My answer to the question posed at the end is: yes, most definitely. After all, to use that tired expression, beauty is in the eye of the beholder, and if only one person ie yourself thinks it's art, then it's art, and screw the critics haha. But... is it good art that reaches out to people and makes them experience life differently perhaps? That's a different question, and one I won't answer here.
I really like this one Kirsten. It's a fully-developed theme, and you've really gone the distance (what's up with these tired expressions of mine tonight?) with this one, showing me a slice of life, and giving me lots to imagine.
This guy sounds like a best friend/almost love interest, but oh my god, we're like brothers and sisters, which is gross... but still, one wonders... if you get what I mean lol. And artists, musicians and writers getting together... is always a recipe for fun... disaster, but a fun disaster always.
"Automobile apocalypse" was a great phrase, as was your whole fourth strophe: "jealous housewife look" is effin' priceless lol. And Joanna Newsom... no idea who she is, but I'll believe you... doesn't make me wanna find out in a hurry, that's what.
I'm pretty sure you've taken all of the suggestions given to you already, so there's no point in giving more, and well, it seems finished to me already.

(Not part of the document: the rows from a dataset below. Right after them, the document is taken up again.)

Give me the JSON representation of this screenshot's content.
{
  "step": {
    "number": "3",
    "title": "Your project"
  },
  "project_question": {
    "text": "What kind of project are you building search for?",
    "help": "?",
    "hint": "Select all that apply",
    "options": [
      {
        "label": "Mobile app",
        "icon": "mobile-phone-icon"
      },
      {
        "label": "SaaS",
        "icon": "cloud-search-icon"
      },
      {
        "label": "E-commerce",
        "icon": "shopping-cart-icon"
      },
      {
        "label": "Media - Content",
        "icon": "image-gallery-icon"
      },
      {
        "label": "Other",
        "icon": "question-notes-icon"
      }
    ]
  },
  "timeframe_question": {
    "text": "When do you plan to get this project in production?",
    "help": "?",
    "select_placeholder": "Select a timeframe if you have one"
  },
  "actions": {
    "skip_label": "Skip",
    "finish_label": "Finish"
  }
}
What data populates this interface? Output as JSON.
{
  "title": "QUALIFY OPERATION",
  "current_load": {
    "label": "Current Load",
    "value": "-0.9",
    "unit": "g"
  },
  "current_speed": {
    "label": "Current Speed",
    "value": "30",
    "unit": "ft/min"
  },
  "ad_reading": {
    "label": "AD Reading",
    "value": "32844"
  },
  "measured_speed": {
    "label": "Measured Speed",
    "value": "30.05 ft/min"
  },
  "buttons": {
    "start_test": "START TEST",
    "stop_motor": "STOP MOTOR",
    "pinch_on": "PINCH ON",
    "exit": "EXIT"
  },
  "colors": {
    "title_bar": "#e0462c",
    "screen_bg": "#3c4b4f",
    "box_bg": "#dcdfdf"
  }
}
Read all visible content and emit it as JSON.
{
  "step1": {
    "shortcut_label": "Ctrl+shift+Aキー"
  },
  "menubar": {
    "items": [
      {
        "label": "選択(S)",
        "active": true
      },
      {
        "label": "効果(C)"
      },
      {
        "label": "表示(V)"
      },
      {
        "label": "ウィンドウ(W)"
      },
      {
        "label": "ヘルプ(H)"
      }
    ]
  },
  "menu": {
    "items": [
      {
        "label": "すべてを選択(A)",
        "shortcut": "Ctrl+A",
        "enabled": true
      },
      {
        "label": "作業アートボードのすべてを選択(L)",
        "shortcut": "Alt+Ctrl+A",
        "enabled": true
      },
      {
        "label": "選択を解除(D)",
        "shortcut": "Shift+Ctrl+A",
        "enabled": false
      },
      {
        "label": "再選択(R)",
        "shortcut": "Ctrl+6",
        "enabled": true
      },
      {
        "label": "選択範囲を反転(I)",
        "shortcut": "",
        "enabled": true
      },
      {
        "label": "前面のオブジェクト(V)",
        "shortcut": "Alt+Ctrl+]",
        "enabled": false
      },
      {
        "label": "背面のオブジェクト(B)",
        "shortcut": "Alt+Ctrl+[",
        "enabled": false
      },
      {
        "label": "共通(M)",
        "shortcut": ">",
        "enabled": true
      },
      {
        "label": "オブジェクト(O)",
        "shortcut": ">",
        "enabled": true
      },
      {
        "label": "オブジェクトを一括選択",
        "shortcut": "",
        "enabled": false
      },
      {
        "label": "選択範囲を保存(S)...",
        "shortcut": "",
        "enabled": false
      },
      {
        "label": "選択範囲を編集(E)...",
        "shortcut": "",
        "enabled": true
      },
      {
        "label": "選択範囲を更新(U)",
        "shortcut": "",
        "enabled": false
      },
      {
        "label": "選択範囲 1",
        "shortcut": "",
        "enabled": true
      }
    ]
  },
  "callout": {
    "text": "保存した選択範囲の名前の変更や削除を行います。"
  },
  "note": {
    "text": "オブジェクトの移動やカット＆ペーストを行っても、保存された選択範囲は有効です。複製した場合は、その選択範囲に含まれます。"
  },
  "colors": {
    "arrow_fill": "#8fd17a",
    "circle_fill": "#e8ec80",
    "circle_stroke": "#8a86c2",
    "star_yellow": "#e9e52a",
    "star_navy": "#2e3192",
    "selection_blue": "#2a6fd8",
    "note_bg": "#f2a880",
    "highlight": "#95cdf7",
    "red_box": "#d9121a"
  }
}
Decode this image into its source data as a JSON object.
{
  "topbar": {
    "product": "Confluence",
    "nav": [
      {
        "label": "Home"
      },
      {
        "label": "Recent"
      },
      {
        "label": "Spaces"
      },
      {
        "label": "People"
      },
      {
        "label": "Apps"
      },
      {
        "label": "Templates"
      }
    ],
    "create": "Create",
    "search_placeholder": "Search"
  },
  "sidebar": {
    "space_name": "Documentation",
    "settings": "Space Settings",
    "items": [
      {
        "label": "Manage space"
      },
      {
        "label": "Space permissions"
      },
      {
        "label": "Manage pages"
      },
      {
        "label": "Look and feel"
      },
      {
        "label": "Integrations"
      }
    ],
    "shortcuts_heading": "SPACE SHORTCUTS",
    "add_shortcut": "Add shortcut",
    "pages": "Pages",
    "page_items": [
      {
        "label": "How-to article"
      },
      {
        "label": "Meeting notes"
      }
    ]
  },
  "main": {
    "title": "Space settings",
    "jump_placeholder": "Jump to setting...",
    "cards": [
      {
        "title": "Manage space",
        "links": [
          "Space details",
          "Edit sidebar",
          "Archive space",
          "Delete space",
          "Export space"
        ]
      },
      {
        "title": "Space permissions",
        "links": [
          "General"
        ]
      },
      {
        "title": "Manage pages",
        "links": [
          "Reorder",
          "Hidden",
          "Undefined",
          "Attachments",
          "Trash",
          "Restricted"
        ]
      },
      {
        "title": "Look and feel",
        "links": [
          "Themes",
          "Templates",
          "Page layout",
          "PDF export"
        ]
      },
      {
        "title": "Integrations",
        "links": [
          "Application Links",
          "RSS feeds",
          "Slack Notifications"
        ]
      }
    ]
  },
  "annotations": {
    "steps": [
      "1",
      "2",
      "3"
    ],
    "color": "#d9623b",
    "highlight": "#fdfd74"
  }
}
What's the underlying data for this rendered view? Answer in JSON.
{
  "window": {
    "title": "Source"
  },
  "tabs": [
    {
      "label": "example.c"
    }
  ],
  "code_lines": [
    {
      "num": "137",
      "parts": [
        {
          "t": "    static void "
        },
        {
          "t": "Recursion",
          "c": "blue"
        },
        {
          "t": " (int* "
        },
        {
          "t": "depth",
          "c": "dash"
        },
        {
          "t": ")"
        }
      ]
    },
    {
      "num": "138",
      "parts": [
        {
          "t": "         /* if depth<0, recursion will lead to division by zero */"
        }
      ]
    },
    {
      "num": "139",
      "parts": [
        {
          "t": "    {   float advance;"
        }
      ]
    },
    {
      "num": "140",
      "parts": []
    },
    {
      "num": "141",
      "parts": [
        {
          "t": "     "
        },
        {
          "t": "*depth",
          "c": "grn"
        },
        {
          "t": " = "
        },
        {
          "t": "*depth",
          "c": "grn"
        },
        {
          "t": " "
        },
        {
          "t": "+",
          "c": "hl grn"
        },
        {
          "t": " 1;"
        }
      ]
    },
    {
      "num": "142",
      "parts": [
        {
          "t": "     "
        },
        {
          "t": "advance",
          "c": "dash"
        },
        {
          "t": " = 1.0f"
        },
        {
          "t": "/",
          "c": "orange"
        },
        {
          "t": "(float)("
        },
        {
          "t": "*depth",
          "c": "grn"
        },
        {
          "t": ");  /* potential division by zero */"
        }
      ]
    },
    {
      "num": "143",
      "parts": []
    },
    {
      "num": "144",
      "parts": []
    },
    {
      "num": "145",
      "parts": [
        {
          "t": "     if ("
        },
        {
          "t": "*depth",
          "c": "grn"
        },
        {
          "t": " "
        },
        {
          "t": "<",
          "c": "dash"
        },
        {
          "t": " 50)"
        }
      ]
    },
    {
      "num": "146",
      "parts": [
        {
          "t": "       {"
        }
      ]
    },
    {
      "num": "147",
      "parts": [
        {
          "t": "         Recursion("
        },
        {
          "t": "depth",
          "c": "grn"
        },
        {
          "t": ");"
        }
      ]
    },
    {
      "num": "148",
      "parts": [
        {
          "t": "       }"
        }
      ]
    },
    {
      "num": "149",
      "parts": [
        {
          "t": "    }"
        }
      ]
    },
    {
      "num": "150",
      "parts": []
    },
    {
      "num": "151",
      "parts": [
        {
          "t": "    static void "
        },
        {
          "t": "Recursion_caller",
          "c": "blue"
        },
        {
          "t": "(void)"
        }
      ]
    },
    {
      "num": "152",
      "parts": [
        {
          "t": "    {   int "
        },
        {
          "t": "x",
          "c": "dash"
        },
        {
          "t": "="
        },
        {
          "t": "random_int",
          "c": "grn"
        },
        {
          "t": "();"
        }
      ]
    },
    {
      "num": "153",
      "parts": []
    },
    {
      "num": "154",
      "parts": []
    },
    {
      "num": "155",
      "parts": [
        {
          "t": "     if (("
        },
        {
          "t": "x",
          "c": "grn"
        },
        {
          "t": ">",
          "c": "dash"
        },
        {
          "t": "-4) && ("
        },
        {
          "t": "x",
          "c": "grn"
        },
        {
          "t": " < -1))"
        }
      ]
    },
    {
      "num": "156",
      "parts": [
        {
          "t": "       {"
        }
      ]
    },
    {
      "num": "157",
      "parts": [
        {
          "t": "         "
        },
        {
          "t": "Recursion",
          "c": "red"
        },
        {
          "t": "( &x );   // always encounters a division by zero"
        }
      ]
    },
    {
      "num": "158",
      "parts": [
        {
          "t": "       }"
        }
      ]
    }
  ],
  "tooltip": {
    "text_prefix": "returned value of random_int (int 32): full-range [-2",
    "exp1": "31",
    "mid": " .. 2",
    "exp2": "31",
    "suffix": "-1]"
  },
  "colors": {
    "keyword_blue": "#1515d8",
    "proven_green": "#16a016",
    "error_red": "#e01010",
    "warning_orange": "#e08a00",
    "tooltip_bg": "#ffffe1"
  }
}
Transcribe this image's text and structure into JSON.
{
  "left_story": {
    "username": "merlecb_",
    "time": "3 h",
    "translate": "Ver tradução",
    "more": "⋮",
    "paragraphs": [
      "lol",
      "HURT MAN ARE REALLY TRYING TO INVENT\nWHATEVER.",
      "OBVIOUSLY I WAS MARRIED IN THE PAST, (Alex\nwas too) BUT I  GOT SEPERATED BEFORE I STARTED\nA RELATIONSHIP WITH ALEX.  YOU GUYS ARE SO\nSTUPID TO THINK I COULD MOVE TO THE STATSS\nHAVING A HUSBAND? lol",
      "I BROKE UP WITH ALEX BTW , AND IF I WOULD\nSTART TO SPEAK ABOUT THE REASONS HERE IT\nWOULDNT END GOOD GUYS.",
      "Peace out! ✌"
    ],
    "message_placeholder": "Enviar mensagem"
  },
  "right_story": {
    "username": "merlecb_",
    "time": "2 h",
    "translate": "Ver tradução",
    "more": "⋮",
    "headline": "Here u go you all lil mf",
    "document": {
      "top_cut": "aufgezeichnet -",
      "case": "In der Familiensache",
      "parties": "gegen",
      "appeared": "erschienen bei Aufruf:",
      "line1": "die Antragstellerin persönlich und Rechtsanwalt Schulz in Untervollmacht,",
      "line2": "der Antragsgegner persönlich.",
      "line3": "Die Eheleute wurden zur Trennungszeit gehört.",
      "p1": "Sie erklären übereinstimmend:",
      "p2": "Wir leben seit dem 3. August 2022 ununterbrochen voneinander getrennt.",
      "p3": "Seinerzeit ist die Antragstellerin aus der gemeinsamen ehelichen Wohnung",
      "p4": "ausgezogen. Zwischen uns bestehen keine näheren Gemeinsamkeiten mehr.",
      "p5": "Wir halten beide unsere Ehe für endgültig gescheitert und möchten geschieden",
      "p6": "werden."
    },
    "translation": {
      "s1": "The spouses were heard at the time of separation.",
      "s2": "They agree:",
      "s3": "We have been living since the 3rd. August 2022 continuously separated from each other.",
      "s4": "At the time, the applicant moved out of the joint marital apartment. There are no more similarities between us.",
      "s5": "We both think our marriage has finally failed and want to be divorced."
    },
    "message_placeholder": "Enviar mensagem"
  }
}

I like this. I like all the combined and squished words, like different pieces of junk fixed together. I don't mean it's junk though; not at all. I think this may be my favorite piece of yours. You have so much original imagery and it's very vivid, in a very... collapsing apartment complex sort of way. All of the adjectives and descriptors and imagery is so urban and dark, I think it fits perfectly for the person you describe in your description. That was redundant. haha. Okay, I have a few nitpicks though:
The first is inconsistent capitalization. Some sentences aren't capitalized, some are. I would just go through and capitalize all of them.
In this line:
the bootblack face of the ribbon[,]
I would add that comma. And then in the next line:
and like a finicky child[--]
You need the double hyphen dash there. One hyphen means you are connecting two words together, so it would be "child-'it's," which doesn't exactly make sense. So yep, you need an em dash there. Then this line:
"or maybe like a long-lost Rugrat."
Perfect simile lol But I don't know. Rugrats does something to the piece I don't like, but I'm not sure exactly what that something is. Yeah I don't know. I don't like that line though, in the context of the rest of the poem. It's almost too comical to fit with the rest. I think that might be it.
Whenever the sky swirls blue to white, I think of him[,]
or red fabric,
he instantly gets the jealouswife look[,]
Another comma there. And then lastly, this part:
Yesyes, I know
he talks slowly,
is that one sentence, like, "Yesyes, I know he talks slowly," or is it two, and you left out the punctuation and capitalization? Just wondering. If it's B, then nevermind.
Andddd
that's all. Just a few minor things. I like it a lot though, like I said. The end, the last strophe, is really good. I like it a lot. It has the end line resonance I look for in poems.
Good write Kristen!
I think you might need that comma, unless you mean that you think of him or red ribbon when you see the sky. But if it's the sky and the red ribbon that makes you think of him (which I think it is), you need that comma.